Establishing a goaltenders "quality of competition" is new ground for the organization and its followers. Evgeni Nabokov received the vast majority of starts during his time in San Jose, making analysis such as this inconsequential-- there wasn't enough sample size on per season basis to draw any reasonable conclusions when attempting to figure out which goalie was facing the hardest teams throughout the year. These numbers need to be revisited later in the year to see if any noticeable trends will develop, because as of this moment, they are fairly static.

Three weeks ago I made the case that, despite his atrocious SV%, Niemi was steadily improving and should not be faulted for the majority of his goals against from late November to early December. That has rung true lately, as Niemi has continued to give San Jose quality starts. But with Antero Niittymaki also on the rise (and still buoyed by a phenomenal start to the year), it sets up a situation where Todd McLellan will play the hot hand during the seasonal ebb and flow. Niether goaltender has established themself as the de facto number one as of this point, setting up a tandem that many predicted before the season began. Both are inconsistent and run in waves. The hope will always be that the peaks and valleys of the two Finns do not coincide for a prolonged stretch, and for the most part, both goalies have stepped into their role when the other has faltered.

Confidence is a fickle thing, and a fickle explanation to use when describing a team's performance. I have never been a big believer in "confidence" and "heart" and "grit" solely determining the outcome of hockey games because there are so many other factors that play a role in an individual win and loss. Your mother lied when she told you anything is possible, and Pierre McGuire lied when he told you a team won just because they had a monster (monster!) heart after the first period. Shit happens. Confidence is relative only to wins, just like momentum. The more wins you have the more confident you are. And you win hockey games because you outwork and outplay the other team, not because you won the night before, or have strung together two in a row.

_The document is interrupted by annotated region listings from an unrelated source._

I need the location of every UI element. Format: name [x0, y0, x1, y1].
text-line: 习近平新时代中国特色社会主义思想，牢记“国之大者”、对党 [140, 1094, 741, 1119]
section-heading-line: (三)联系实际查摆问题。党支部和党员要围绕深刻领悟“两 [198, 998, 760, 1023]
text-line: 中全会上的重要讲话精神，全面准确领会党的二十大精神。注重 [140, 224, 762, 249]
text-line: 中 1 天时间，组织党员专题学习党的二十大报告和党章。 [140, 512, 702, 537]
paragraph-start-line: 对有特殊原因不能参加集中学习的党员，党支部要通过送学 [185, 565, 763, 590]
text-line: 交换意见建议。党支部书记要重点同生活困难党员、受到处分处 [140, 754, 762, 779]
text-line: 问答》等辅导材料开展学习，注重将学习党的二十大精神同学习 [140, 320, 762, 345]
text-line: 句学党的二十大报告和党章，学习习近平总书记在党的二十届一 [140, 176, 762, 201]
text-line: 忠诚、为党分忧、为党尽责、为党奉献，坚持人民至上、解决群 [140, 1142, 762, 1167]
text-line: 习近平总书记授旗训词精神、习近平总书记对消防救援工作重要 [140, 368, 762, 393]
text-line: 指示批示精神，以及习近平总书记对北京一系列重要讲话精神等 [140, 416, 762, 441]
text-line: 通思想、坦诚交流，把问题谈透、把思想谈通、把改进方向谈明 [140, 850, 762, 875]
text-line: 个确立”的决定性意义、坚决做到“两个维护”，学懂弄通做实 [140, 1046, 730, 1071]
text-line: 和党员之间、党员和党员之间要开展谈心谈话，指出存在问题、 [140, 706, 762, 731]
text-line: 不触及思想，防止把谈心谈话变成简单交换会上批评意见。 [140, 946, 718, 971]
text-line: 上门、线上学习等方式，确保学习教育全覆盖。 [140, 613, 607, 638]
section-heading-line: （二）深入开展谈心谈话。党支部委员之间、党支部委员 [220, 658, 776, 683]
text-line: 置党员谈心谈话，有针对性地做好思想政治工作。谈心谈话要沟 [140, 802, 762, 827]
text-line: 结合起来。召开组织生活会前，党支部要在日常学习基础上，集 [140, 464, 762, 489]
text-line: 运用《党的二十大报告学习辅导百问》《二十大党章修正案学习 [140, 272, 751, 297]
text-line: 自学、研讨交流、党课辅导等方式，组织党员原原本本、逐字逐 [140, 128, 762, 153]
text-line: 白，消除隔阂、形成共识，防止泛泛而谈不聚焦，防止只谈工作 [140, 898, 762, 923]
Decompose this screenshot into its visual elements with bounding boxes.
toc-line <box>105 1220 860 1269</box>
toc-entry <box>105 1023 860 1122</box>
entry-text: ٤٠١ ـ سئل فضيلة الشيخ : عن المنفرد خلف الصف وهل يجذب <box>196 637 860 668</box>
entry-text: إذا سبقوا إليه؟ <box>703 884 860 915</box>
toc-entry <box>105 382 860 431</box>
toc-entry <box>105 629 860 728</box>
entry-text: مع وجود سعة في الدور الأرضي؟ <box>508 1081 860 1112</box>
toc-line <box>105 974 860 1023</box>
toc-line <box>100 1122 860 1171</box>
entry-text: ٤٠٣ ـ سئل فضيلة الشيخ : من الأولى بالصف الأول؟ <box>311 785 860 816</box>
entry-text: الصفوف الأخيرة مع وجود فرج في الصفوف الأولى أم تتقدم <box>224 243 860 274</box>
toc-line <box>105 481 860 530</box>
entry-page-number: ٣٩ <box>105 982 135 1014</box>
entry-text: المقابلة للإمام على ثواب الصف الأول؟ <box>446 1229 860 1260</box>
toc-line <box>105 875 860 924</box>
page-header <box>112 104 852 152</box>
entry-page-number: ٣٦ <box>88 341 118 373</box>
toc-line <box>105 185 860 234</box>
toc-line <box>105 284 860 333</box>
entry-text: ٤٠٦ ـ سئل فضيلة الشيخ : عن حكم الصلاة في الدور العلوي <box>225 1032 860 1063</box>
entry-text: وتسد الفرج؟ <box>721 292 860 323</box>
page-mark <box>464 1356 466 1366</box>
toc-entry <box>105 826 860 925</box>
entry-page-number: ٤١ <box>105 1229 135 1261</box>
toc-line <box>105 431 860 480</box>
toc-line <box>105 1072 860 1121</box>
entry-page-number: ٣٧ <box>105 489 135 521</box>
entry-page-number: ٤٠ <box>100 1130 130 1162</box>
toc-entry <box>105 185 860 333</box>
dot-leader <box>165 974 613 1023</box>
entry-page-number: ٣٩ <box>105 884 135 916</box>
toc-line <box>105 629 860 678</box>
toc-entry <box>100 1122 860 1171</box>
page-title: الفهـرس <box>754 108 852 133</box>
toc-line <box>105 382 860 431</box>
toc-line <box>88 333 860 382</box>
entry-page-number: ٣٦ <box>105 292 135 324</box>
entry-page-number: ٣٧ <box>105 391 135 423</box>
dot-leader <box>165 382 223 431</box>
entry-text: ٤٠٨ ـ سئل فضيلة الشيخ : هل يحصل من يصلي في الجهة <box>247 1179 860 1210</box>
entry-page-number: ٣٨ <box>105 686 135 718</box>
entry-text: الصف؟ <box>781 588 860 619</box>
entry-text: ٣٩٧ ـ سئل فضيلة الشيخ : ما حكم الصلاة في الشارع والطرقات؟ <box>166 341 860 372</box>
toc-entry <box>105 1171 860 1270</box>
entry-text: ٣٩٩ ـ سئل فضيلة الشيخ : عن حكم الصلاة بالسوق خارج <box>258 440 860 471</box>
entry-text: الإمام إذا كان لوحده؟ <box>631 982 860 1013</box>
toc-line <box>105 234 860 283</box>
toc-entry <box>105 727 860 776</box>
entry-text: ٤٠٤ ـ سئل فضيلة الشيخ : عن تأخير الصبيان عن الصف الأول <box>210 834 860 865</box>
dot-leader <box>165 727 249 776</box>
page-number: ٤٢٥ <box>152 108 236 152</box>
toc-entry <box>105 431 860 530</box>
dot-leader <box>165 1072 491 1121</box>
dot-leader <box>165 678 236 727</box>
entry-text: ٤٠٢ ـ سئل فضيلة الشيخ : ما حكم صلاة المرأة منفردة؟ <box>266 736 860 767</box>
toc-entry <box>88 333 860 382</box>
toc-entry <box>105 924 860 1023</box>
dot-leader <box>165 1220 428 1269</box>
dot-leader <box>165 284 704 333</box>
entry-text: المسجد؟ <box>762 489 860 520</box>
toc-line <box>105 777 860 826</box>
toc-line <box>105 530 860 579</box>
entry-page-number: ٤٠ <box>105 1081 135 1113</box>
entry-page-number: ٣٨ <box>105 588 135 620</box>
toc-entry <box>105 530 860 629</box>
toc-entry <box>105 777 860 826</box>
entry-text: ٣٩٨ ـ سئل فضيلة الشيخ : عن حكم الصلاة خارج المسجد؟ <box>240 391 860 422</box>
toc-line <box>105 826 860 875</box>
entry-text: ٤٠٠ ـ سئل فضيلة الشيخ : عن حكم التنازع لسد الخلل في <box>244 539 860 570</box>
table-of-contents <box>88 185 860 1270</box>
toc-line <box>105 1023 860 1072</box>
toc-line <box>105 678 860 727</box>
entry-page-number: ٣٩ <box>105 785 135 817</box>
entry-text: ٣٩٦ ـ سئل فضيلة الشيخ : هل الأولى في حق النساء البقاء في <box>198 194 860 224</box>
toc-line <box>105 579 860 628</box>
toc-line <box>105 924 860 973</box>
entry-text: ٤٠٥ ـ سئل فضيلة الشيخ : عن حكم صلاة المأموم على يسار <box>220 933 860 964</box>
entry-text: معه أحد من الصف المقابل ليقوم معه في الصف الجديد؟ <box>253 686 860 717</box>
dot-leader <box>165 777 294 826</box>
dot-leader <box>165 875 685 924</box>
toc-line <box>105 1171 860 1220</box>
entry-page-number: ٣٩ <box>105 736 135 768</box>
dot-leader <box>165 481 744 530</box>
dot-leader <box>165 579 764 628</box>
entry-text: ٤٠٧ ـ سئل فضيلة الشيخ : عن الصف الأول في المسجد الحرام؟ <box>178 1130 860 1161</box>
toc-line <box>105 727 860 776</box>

Which isn't to say confidence, heart, and grit, The Holiest of Trinities in The Broadcaster's Bible, aren't present-- they most definitely are, effecting games in ways that are hard to pinpoint. That raw human emotion is an asset that should never be discarded when looking at a hockey team or your love life. It's important, just like a good shift from your fourth line or a wink from that girl across the bar is important. They're real, they exist, they affect situations. But they are far from the end all be all of what a win is comprised of.

Which is why it's hard for me to definitively state that the team has more confidence in Niittymaki as a goaltender based on their performance in front of him this season. I think of it as a rich Christmas stew that has cooked in the Crock Pot for an entire day-- rebound control is the beef, positioning is the potato, puck control is the celery, a big save is the broth. The case can be made that San Jose's totals are due to Niittymaki's ability to manage the pace of the game better than Niemi by deflecting shots to the corners and gobbling up rebounds in his glove and chest, ensuring that one of the League's best faceoff teams gets an opportunity to gain possession. Instead of the entire team being forced to collapse into the slot to clear rebounds they can take more chances on the breakout and push the play up the ice. Does that inspire more confidence in their ability to win, directly correlating with their better play in front of Niittymaki? Maybe. But I think this is probably more of a case of X's and O's (and some natural fluctation in team performance) rather than the gooey stuff between the ears and nose.


Also, in case you forgot, the Sharks play the Oilers tonight. Remember when Jean-Francois Jacques took a couple of runs at Thornton and Heatley last season? I sure do.

Prediction: Sharks win 4-3. Goals by McGinn, Marleau, Pavelski, and Demers. McGinn, who was saving up his first goal of the season for FTF Night At The Tank, inadvertently takes a puck in the groin that dribbles past Khabibulin to win the game. His confidence is both improved and deflated all at the same time.